On Monday, Sep 15, 2008, in a campaign statement: “we cannot tolerate a system that handicaps our markets and our banks.”
In the magazine Contingencies, Sep-Oct 2008 issue: "Opening up the health insurance market to more vigorous nationwide competition, as we have done over the last decade in banking, would provide more choices of innovative products less burdened by the worst excesses of state-based regulation."
To the Wall Street Journal, March 2008: "I'm always for less regulation. But I am aware of the view that there is a need for government oversight. ... I am fundamentally a deregulator. I'd like to see a lot of the unnecessary government regulations eliminated, not just a moratorium."
In 2007, he told a group of bloggers that he "regretted" his vote on Sarbanes-Oxley (one of his few pro-regulation votes, sparked by national outrage over Enron).
In 1999, McCain voted for a law that loosened barriers between banks and investment firms that dated to the Great Depression (which led to the rapid growth of those firms now keeling over today).
In 1996, he was one of only five senators to oppose a comprehensive telecommunications act, saying it did not go far enough in deregulating the industry.
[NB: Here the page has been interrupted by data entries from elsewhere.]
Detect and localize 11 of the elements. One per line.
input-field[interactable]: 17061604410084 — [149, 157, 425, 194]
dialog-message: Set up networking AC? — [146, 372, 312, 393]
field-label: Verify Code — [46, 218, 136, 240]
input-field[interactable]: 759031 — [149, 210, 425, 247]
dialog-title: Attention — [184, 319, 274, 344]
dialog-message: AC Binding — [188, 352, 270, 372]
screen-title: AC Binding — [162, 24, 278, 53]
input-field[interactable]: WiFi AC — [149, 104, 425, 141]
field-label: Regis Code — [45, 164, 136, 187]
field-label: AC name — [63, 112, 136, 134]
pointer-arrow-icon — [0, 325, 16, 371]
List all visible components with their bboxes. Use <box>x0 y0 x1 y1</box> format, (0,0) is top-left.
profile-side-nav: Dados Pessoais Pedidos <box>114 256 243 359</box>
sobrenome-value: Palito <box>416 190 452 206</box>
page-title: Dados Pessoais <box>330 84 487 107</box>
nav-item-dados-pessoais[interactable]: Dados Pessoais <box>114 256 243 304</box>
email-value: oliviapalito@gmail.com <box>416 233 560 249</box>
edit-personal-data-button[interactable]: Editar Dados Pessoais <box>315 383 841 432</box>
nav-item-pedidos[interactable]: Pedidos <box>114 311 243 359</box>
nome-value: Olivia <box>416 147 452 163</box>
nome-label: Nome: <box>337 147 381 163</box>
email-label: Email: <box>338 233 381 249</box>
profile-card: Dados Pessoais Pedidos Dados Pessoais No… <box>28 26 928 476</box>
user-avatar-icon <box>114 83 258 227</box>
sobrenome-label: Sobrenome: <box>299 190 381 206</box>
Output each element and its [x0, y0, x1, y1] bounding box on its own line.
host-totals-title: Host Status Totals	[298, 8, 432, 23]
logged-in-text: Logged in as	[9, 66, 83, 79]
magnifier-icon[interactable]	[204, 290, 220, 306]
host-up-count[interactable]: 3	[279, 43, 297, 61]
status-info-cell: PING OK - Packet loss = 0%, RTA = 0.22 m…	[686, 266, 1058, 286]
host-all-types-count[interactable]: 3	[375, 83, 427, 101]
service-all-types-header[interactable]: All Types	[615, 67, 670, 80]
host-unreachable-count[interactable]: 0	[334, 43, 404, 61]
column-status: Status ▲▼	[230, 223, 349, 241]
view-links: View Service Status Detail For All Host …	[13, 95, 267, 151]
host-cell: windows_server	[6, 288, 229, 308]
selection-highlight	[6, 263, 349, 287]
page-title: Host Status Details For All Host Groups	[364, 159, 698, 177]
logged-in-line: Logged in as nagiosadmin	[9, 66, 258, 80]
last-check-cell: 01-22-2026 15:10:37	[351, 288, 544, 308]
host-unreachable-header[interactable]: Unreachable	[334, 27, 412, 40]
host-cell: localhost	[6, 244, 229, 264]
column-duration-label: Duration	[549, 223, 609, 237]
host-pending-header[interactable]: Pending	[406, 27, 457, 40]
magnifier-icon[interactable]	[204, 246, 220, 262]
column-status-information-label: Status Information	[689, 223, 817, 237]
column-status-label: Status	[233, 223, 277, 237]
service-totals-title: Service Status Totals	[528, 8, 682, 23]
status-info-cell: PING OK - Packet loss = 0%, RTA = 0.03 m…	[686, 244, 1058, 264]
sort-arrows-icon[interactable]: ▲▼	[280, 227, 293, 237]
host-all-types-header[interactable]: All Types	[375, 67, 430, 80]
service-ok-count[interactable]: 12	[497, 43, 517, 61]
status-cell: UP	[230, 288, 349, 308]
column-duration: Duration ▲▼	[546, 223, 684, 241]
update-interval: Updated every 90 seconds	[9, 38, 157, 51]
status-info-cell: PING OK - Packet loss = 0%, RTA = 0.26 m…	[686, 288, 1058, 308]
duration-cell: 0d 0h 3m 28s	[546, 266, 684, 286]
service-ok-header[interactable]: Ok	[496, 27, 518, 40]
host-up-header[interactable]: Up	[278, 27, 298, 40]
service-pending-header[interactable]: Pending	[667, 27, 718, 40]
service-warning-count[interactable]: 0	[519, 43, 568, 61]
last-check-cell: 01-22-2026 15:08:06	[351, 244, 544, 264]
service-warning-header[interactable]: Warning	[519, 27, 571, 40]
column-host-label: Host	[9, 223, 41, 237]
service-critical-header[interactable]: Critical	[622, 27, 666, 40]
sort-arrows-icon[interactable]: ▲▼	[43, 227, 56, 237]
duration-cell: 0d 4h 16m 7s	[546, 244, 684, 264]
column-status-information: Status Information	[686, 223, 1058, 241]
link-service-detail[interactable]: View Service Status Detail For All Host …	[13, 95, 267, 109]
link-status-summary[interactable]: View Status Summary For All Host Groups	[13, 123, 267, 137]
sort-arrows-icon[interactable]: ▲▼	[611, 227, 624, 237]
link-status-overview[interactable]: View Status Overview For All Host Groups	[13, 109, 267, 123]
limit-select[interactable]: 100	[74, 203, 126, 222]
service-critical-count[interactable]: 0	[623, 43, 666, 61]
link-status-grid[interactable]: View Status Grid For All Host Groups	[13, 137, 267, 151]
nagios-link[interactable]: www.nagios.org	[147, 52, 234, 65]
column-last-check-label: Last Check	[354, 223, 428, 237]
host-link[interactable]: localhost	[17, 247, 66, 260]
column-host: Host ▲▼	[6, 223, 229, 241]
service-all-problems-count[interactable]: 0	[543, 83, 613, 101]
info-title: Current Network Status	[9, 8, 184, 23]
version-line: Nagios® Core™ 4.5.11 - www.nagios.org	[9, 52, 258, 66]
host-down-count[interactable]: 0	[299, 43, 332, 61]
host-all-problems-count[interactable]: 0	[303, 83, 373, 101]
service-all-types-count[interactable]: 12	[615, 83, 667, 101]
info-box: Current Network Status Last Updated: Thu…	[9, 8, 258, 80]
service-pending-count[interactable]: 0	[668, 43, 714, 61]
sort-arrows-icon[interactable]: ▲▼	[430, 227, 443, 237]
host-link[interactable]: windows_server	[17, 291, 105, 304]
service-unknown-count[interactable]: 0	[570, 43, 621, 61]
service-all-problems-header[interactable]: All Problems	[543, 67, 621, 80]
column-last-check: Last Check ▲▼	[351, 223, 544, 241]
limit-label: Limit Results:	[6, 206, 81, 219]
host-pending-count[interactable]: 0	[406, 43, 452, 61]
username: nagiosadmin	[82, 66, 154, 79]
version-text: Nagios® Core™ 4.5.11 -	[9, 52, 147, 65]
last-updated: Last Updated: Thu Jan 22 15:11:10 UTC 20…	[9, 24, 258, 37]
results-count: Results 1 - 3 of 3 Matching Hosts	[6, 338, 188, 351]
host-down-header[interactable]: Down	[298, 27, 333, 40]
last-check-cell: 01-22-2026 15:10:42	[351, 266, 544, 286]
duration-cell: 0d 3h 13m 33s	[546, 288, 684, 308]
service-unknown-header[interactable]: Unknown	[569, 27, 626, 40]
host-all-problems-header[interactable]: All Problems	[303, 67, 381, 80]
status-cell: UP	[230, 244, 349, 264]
And in 1995, he backed an unsuccessful effort to create a moratorium on all new government regulation. He was quoted as saying that excessive regulations were "destroying the American family, the American dream."
And let's not forget (though apparently many have) McCain's involvement in the "Keating Five" scandal in the late 1980s. In the aftermath of that Senate ethics investigation - in which McCain was faulted for poor judgment by advocating for a major campaign contributor with savings and loan regulators - McCain said he understood the need for government oversight of financial institutions
John McCain's true religion is the unfettered market. I think we've seen enough of how that works to know that most of us don't do well under those conditions.